Maybe ZMQ 4.2 includes better handling of this situation. At least the note about "[no] further data (from any client)" is gone in the 4.2 docs. However, Ubuntu bionic (18.04LTS) still uses 4.1, and the additional error checks can't hurt (even if newer ZMQ versions might be more robust).

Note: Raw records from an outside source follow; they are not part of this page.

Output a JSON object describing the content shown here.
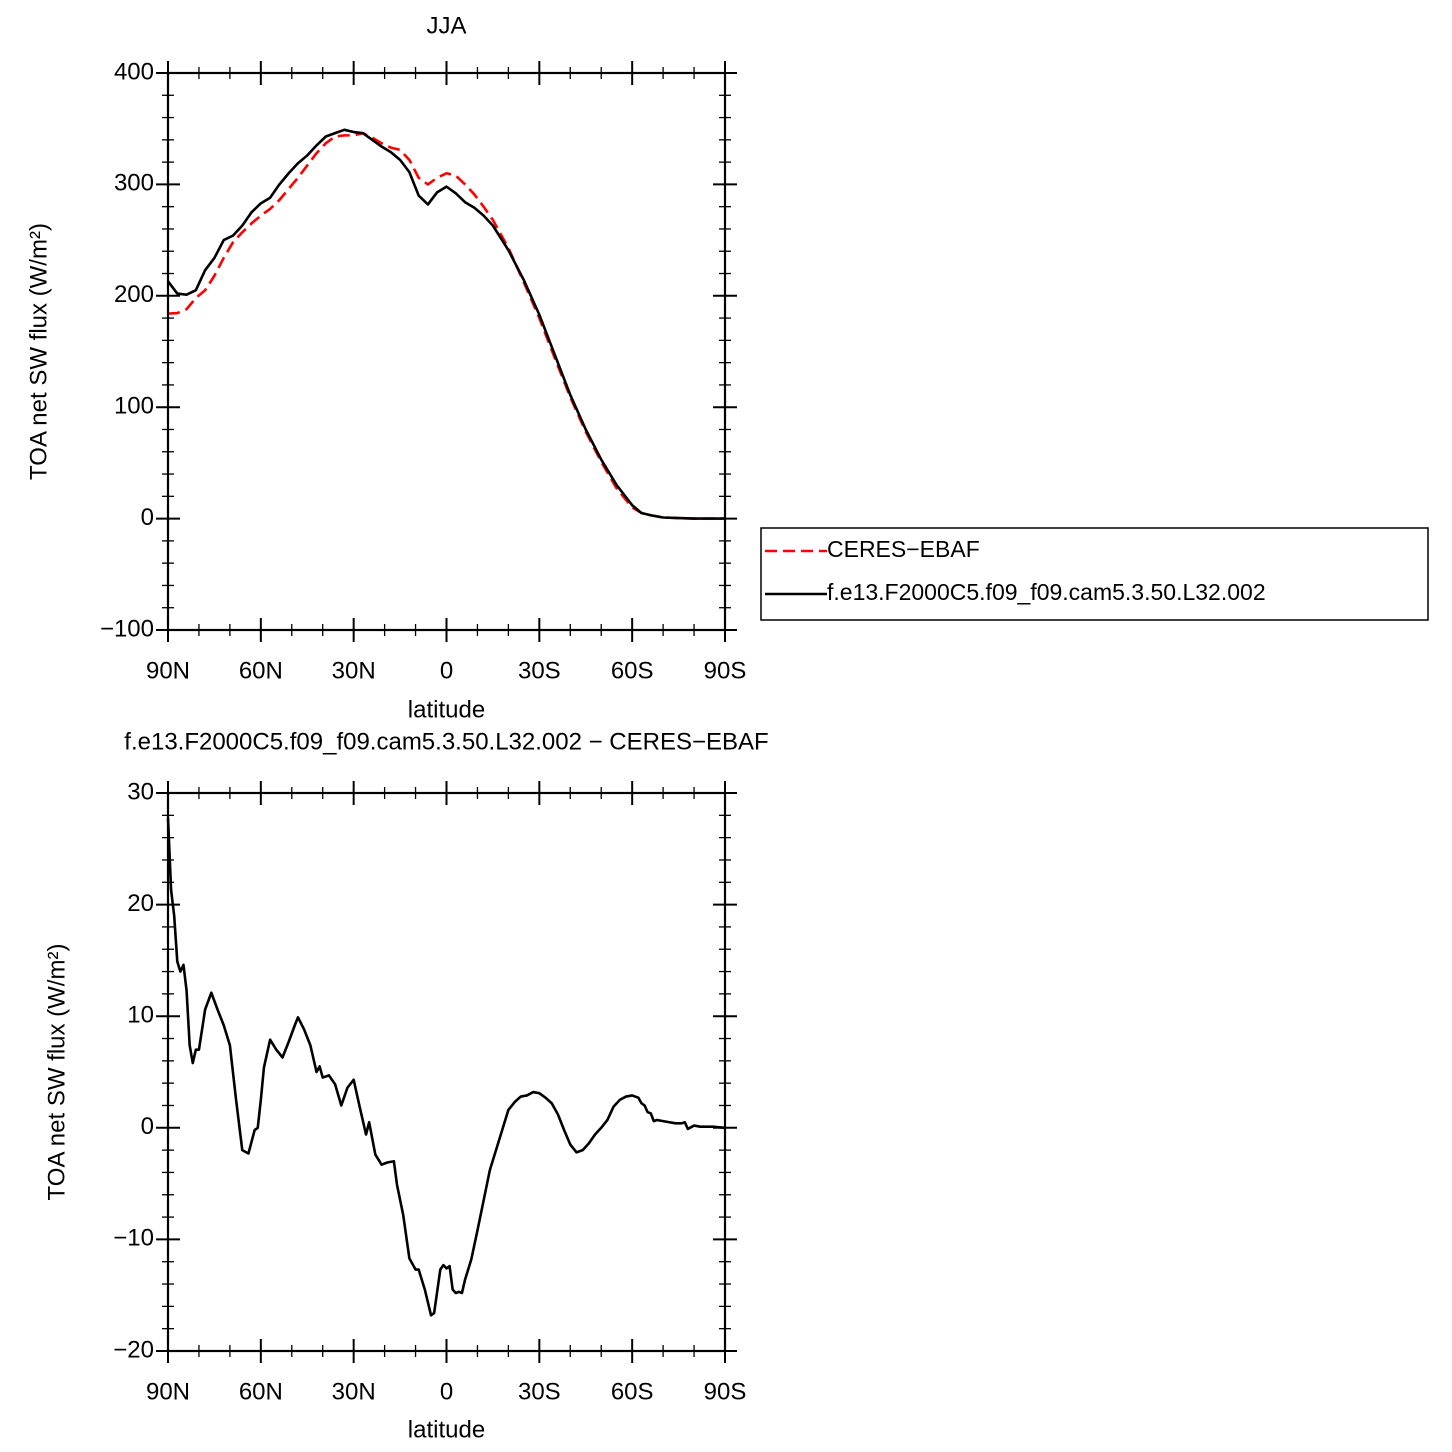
{
  "chart_data": [
    {
      "type": "line",
      "title": "JJA",
      "x_label": "latitude",
      "y_label": "TOA net SW flux (W/m²)",
      "x": [
        90,
        87,
        84,
        81,
        78,
        75,
        72,
        69,
        66,
        63,
        60,
        57,
        54,
        51,
        48,
        45,
        42,
        39,
        36,
        33,
        30,
        27,
        24,
        21,
        18,
        15,
        12,
        9,
        6,
        3,
        0,
        -3,
        -6,
        -9,
        -12,
        -15,
        -20,
        -25,
        -30,
        -35,
        -40,
        -45,
        -50,
        -55,
        -60,
        -63,
        -66,
        -70,
        -75,
        -80,
        -90
      ],
      "xlim": [
        90,
        -90
      ],
      "xticks": [
        {
          "value": 90,
          "label": "90N"
        },
        {
          "value": 60,
          "label": "60N"
        },
        {
          "value": 30,
          "label": "30N"
        },
        0,
        {
          "value": -30,
          "label": "30S"
        },
        {
          "value": -60,
          "label": "60S"
        },
        {
          "value": -90,
          "label": "90S"
        }
      ],
      "ylim": [
        -100,
        400
      ],
      "yticks": [
        {
          "value": -100,
          "label": "−100"
        },
        0,
        100,
        200,
        300,
        400
      ],
      "legend": "right",
      "series": [
        {
          "name": "CERES−EBAF",
          "color": "#ff0000",
          "line_style": "dashed",
          "values": [
            184,
            184.5,
            188,
            198,
            205,
            218,
            234,
            248,
            257,
            265,
            272,
            278,
            286,
            296,
            306,
            317,
            328,
            337,
            343,
            344,
            344,
            346,
            342,
            337,
            333,
            331,
            322,
            306,
            300,
            306,
            310,
            308,
            300,
            291,
            280,
            268,
            243,
            212,
            180,
            144,
            109,
            78,
            51,
            27,
            10,
            5,
            3,
            1,
            0.5,
            0,
            0
          ]
        },
        {
          "name": "f.e13.F2000C5.f09_f09.cam5.3.50.L32.002",
          "color": "#000000",
          "line_style": "solid",
          "values": [
            213,
            202,
            201,
            205,
            223,
            234,
            250,
            254,
            263,
            275,
            283,
            288,
            300,
            310,
            319,
            326,
            335,
            343,
            346,
            349,
            347,
            346,
            340,
            334,
            329,
            322,
            311,
            290,
            282,
            293,
            298,
            292,
            284,
            279,
            272,
            263,
            241,
            214,
            183,
            147,
            111,
            80,
            53,
            30,
            12,
            5,
            3,
            1,
            0.5,
            0,
            0
          ]
        }
      ]
    },
    {
      "type": "line",
      "title": "f.e13.F2000C5.f09_f09.cam5.3.50.L32.002 − CERES−EBAF",
      "x_label": "latitude",
      "y_label": "TOA net SW flux (W/m²)",
      "x": [
        90,
        89,
        88,
        87,
        86,
        85,
        84,
        83,
        82,
        81,
        80,
        78,
        76,
        74,
        72,
        70,
        68,
        66,
        64,
        62,
        61,
        60,
        59,
        57,
        55,
        53,
        51,
        49,
        48,
        46,
        44,
        42,
        41,
        40,
        38,
        36,
        34,
        32,
        30,
        28,
        26,
        25,
        23,
        21,
        19,
        17,
        16,
        14,
        12,
        10,
        9,
        7,
        5,
        4,
        2,
        1,
        0,
        -1,
        -2,
        -3,
        -4,
        -5,
        -6,
        -8,
        -10,
        -12,
        -14,
        -16,
        -18,
        -20,
        -22,
        -24,
        -26,
        -28,
        -30,
        -32,
        -34,
        -36,
        -38,
        -40,
        -42,
        -44,
        -46,
        -48,
        -50,
        -52,
        -54,
        -56,
        -58,
        -60,
        -62,
        -63,
        -64,
        -65,
        -66,
        -67,
        -68,
        -70,
        -72,
        -74,
        -76,
        -77,
        -78,
        -80,
        -82,
        -86,
        -90
      ],
      "values": [
        27.8,
        21.3,
        19,
        14.9,
        14,
        14.6,
        12.3,
        7.4,
        5.8,
        7,
        7,
        10.6,
        12.1,
        10.6,
        9.2,
        7.4,
        2.5,
        -2,
        -2.3,
        -0.2,
        0,
        2.5,
        5.4,
        7.9,
        7,
        6.3,
        7.7,
        9.2,
        9.9,
        8.8,
        7.4,
        5,
        5.5,
        4.5,
        4.7,
        3.9,
        2,
        3.6,
        4.3,
        1.8,
        -0.6,
        0.5,
        -2.4,
        -3.3,
        -3.1,
        -3,
        -5.1,
        -7.8,
        -11.7,
        -12.7,
        -12.7,
        -14.5,
        -16.8,
        -16.6,
        -12.7,
        -12.3,
        -12.6,
        -12.4,
        -14.5,
        -14.8,
        -14.7,
        -14.8,
        -13.6,
        -11.8,
        -9.2,
        -6.5,
        -3.8,
        -2,
        -0.2,
        1.6,
        2.3,
        2.8,
        2.9,
        3.2,
        3.1,
        2.7,
        2.2,
        1.2,
        -0.2,
        -1.5,
        -2.2,
        -2,
        -1.4,
        -0.6,
        0,
        0.7,
        1.9,
        2.5,
        2.8,
        2.9,
        2.7,
        2.2,
        2,
        1.4,
        1.3,
        0.6,
        0.7,
        0.6,
        0.5,
        0.4,
        0.4,
        0.5,
        -0.1,
        0.2,
        0.1,
        0.1,
        0
      ],
      "color": "#000000",
      "xlim": [
        90,
        -90
      ],
      "xticks": [
        {
          "value": 90,
          "label": "90N"
        },
        {
          "value": 60,
          "label": "60N"
        },
        {
          "value": 30,
          "label": "30N"
        },
        0,
        {
          "value": -30,
          "label": "30S"
        },
        {
          "value": -60,
          "label": "60S"
        },
        {
          "value": -90,
          "label": "90S"
        }
      ],
      "ylim": [
        -20,
        30
      ],
      "yticks": [
        {
          "value": -20,
          "label": "−20"
        },
        {
          "value": -10,
          "label": "−10"
        },
        0,
        10,
        20,
        30
      ]
    }
  ]
}
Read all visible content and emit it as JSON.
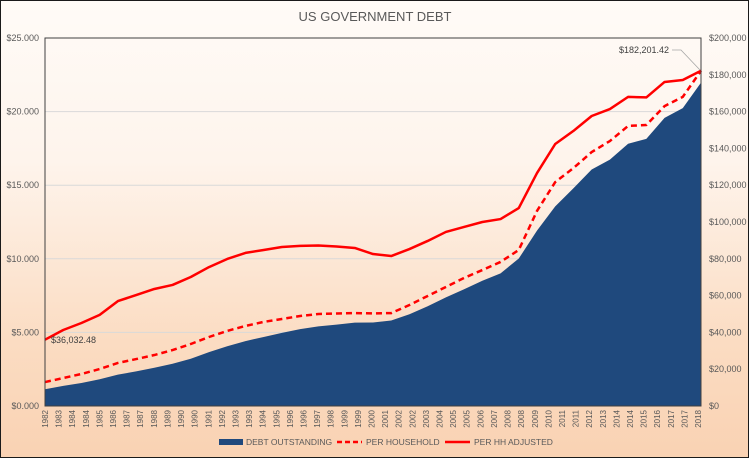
{
  "chart_data": {
    "type": "area+line",
    "title": "US GOVERNMENT DEBT",
    "x": [
      1982,
      1983,
      1984,
      1985,
      1986,
      1987,
      1988,
      1989,
      1990,
      1991,
      1992,
      1993,
      1994,
      1995,
      1996,
      1997,
      1998,
      1999,
      2000,
      2001,
      2002,
      2003,
      2004,
      2005,
      2006,
      2007,
      2008,
      2009,
      2010,
      2011,
      2012,
      2013,
      2014,
      2015,
      2016,
      2017,
      2018
    ],
    "x_tick_labels": [
      "1982",
      "1983",
      "1984",
      "1984",
      "1985",
      "1986",
      "1987",
      "1987",
      "1988",
      "1989",
      "1990",
      "1990",
      "1991",
      "1992",
      "1993",
      "1993",
      "1994",
      "1995",
      "1996",
      "1996",
      "1997",
      "1998",
      "1999",
      "1999",
      "2000",
      "2001",
      "2002",
      "2002",
      "2003",
      "2004",
      "2005",
      "2005",
      "2006",
      "2007",
      "2008",
      "2008",
      "2009",
      "2010",
      "2011",
      "2011",
      "2012",
      "2013",
      "2014",
      "2014",
      "2015",
      "2016",
      "2017",
      "2017",
      "2018"
    ],
    "y_left": {
      "ylim": [
        0,
        25
      ],
      "ticks": [
        "$0.000",
        "$5.000",
        "$10.000",
        "$15.000",
        "$20.000",
        "$25.000"
      ]
    },
    "y_right": {
      "ylim": [
        0,
        200000
      ],
      "ticks": [
        "$0",
        "$20,000",
        "$40,000",
        "$60,000",
        "$80,000",
        "$100,000",
        "$120,000",
        "$140,000",
        "$160,000",
        "$180,000",
        "$200,000"
      ]
    },
    "grid": true,
    "legend": "bottom",
    "series": [
      {
        "name": "DEBT OUTSTANDING",
        "type": "area",
        "axis": "left",
        "color": "#1f497d",
        "values": [
          1.14,
          1.37,
          1.56,
          1.82,
          2.13,
          2.35,
          2.6,
          2.87,
          3.21,
          3.66,
          4.06,
          4.41,
          4.69,
          4.97,
          5.22,
          5.41,
          5.53,
          5.66,
          5.67,
          5.81,
          6.23,
          6.78,
          7.38,
          7.93,
          8.51,
          9.01,
          10.02,
          11.91,
          13.56,
          14.79,
          16.07,
          16.74,
          17.82,
          18.15,
          19.57,
          20.24,
          21.97
        ]
      },
      {
        "name": "PER HOUSEHOLD",
        "type": "line",
        "style": "dashed",
        "axis": "right",
        "color": "#ff0000",
        "values": [
          13000,
          15200,
          17400,
          20100,
          23400,
          25500,
          27700,
          30400,
          33700,
          37500,
          40800,
          43500,
          45700,
          47300,
          48900,
          50000,
          50300,
          50500,
          50300,
          50500,
          54900,
          59800,
          64700,
          69600,
          73900,
          78300,
          84800,
          106000,
          121700,
          129300,
          138000,
          144000,
          152200,
          152700,
          163000,
          168000,
          182201.42
        ]
      },
      {
        "name": "PER HH ADJUSTED",
        "type": "line",
        "style": "solid",
        "axis": "right",
        "color": "#ff0000",
        "values": [
          36032.48,
          41300,
          45100,
          49500,
          57000,
          60300,
          63600,
          65800,
          70100,
          75500,
          79900,
          83200,
          84800,
          86400,
          87000,
          87200,
          86700,
          85900,
          82600,
          81500,
          85300,
          89700,
          94600,
          97300,
          100000,
          101600,
          107600,
          126600,
          142400,
          149500,
          157600,
          161400,
          168000,
          167700,
          176100,
          177200,
          182201.42
        ]
      }
    ],
    "annotations": {
      "start": "$36,032.48",
      "end": "$182,201.42"
    }
  }
}
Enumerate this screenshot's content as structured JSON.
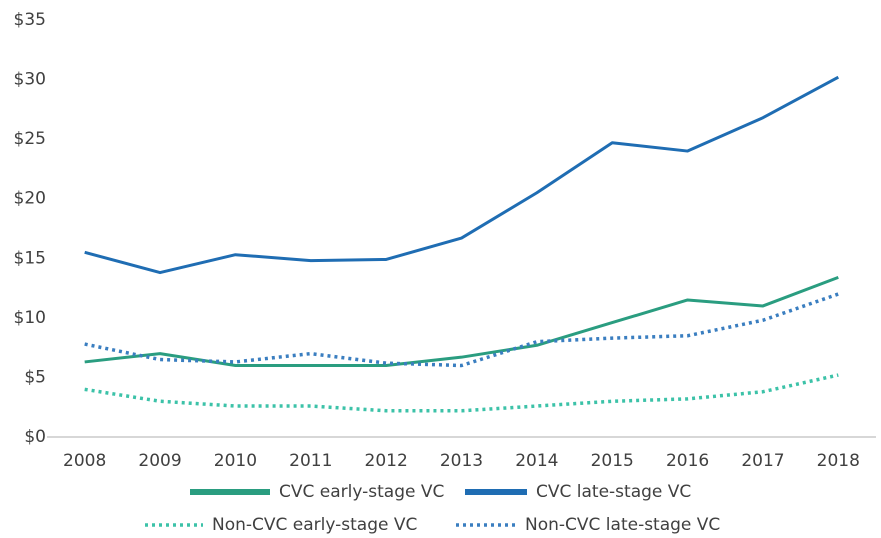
{
  "chart_data": {
    "type": "line",
    "categories": [
      "2008",
      "2009",
      "2010",
      "2011",
      "2012",
      "2013",
      "2014",
      "2015",
      "2016",
      "2017",
      "2018"
    ],
    "ylim": [
      0,
      35
    ],
    "yticks": [
      {
        "value": 0,
        "label": "$0"
      },
      {
        "value": 5,
        "label": "$5"
      },
      {
        "value": 10,
        "label": "$10"
      },
      {
        "value": 15,
        "label": "$15"
      },
      {
        "value": 20,
        "label": "$20"
      },
      {
        "value": 25,
        "label": "$25"
      },
      {
        "value": 30,
        "label": "$30"
      },
      {
        "value": 35,
        "label": "$35"
      }
    ],
    "grid": false,
    "legend": "bottom",
    "series": [
      {
        "name": "CVC early-stage VC",
        "color": "#2a9d80",
        "style": "solid",
        "values": [
          6.3,
          7.0,
          6.0,
          6.0,
          6.0,
          6.7,
          7.7,
          9.6,
          11.5,
          11.0,
          13.4
        ]
      },
      {
        "name": "CVC late-stage VC",
        "color": "#1f6db3",
        "style": "solid",
        "values": [
          15.5,
          13.8,
          15.3,
          14.8,
          14.9,
          16.7,
          20.5,
          24.7,
          24.0,
          26.8,
          30.2
        ]
      },
      {
        "name": "Non-CVC early-stage VC",
        "color": "#3cc2a8",
        "style": "dotted",
        "values": [
          4.0,
          3.0,
          2.6,
          2.6,
          2.2,
          2.2,
          2.6,
          3.0,
          3.2,
          3.8,
          5.2
        ]
      },
      {
        "name": "Non-CVC late-stage VC",
        "color": "#3a7ec0",
        "style": "dotted",
        "values": [
          7.8,
          6.5,
          6.3,
          7.0,
          6.2,
          6.0,
          8.0,
          8.3,
          8.5,
          9.8,
          12.0
        ]
      }
    ]
  }
}
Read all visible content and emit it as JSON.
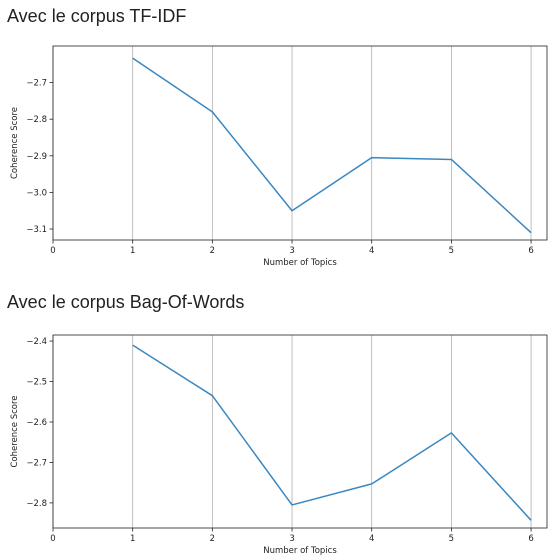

diff --git a/src/prime_server.cpp b/src/prime_server.cpp
index bc3ac4ca..c3f1798f 100644
--- a/src/prime_server.cpp
+++ b/src/prime_server.cpp
@@ -202,11 +202,13 @@ namespace prime_server {
       if(session != sessions.end()) {
         //proxy any whole bits onward, or if that failed (malformed or large request) close the session
         if(!enqueue(session->first, body, session->second)) {
-          client.send(session->first, ZMQ_SNDMORE | ZMQ_DONTWAIT);
-          client.send(static_cast<const void*>(""), 0, ZMQ_DONTWAIT);
-          for(auto id_time_stamp : session->second.enqueued)
-            interrupt.send(static_cast<void*>(&id_time_stamp), sizeof(id_time_stamp), ZMQ_DONTWAIT);
-          sessions.erase(session);
+          bool success = client.send(session->first, ZMQ_SNDMORE | ZMQ_DONTWAIT);
+          if(success) success = client.send(static_cast<const void*>(""), 0, ZMQ_DONTWAIT);
+          if(success) {
+            for(auto id_time_stamp : session->second.enqueued)
+              interrupt.send(static_cast<void*>(&id_time_stamp), sizeof(id_time_stamp), ZMQ_DONTWAIT);
+            sessions.erase(session);
+          }
         }
       }
       else
@@ -222,8 +224,8 @@ namespace prime_server {
       parsed_requests = request.from_stream(static_cast<const char*>(message.data()), message.size(), max_request_size);
     }//something went wrong, either in parsing or size limitation
     catch(const typename request_container_t::request_exception_t& e) {
-      client.send(requester, ZMQ_SNDMORE | ZMQ_DONTWAIT);
-      client.send(e.response, ZMQ_DONTWAIT);
+      bool success = client.send(requester, ZMQ_SNDMORE | ZMQ_DONTWAIT);
+      if(success) client.send(e.response, ZMQ_DONTWAIT);
       if(log) {
         request.log(request_id);
         e.log(request_id);
@@ -256,18 +258,20 @@ namespace prime_server {
     if(request == requests.cend())
       return false;
     //reply to the client with the response or an error
-    client.send(request->second, ZMQ_SNDMORE | ZMQ_DONTWAIT);
-    client.send(response, ZMQ_DONTWAIT);
+    bool success = client.send(request->second, ZMQ_SNDMORE | ZMQ_DONTWAIT);
+    if(success) client.send(response, ZMQ_DONTWAIT);
     if(log)
       info.log(response.size());
     //cleanup, session may or may not be keep alive
     if(!info.keep_alive()){
-      this->client.send(request->second, ZMQ_DONTWAIT | ZMQ_SNDMORE);
-      this->client.send(static_cast<const void*>(""), 0, ZMQ_DONTWAIT);
-      auto session = sessions.find(request->second);
-      for(auto id_time_stamp : session->second.enqueued)
-        interrupt.send(static_cast<void*>(&id_time_stamp), sizeof(id_time_stamp), ZMQ_DONTWAIT);
-      sessions.erase(session);
+      bool success = this->client.send(request->second, ZMQ_DONTWAIT | ZMQ_SNDMORE);
+      if(success) success = this->client.send(static_cast<const void*>(""), 0, ZMQ_DONTWAIT);
+      if(success) {
+        auto session = sessions.find(request->second);
+        for(auto id_time_stamp : session->second.enqueued)
+          interrupt.send(static_cast<void*>(&id_time_stamp), sizeof(id_time_stamp), ZMQ_DONTWAIT);
+        sessions.erase(session);
+      }
     }
     requests.erase(request);
     return true;

[comment edited to get the patch formatted properly]

@andreasjunghans amazing work! ill give this a test when i have some time and we can get it merged in!

@andreasjunghans thank you so much, gonna try this now!

Applying your patch and linking Valhalla to it made my server timeout issues disappear, thanks a lot!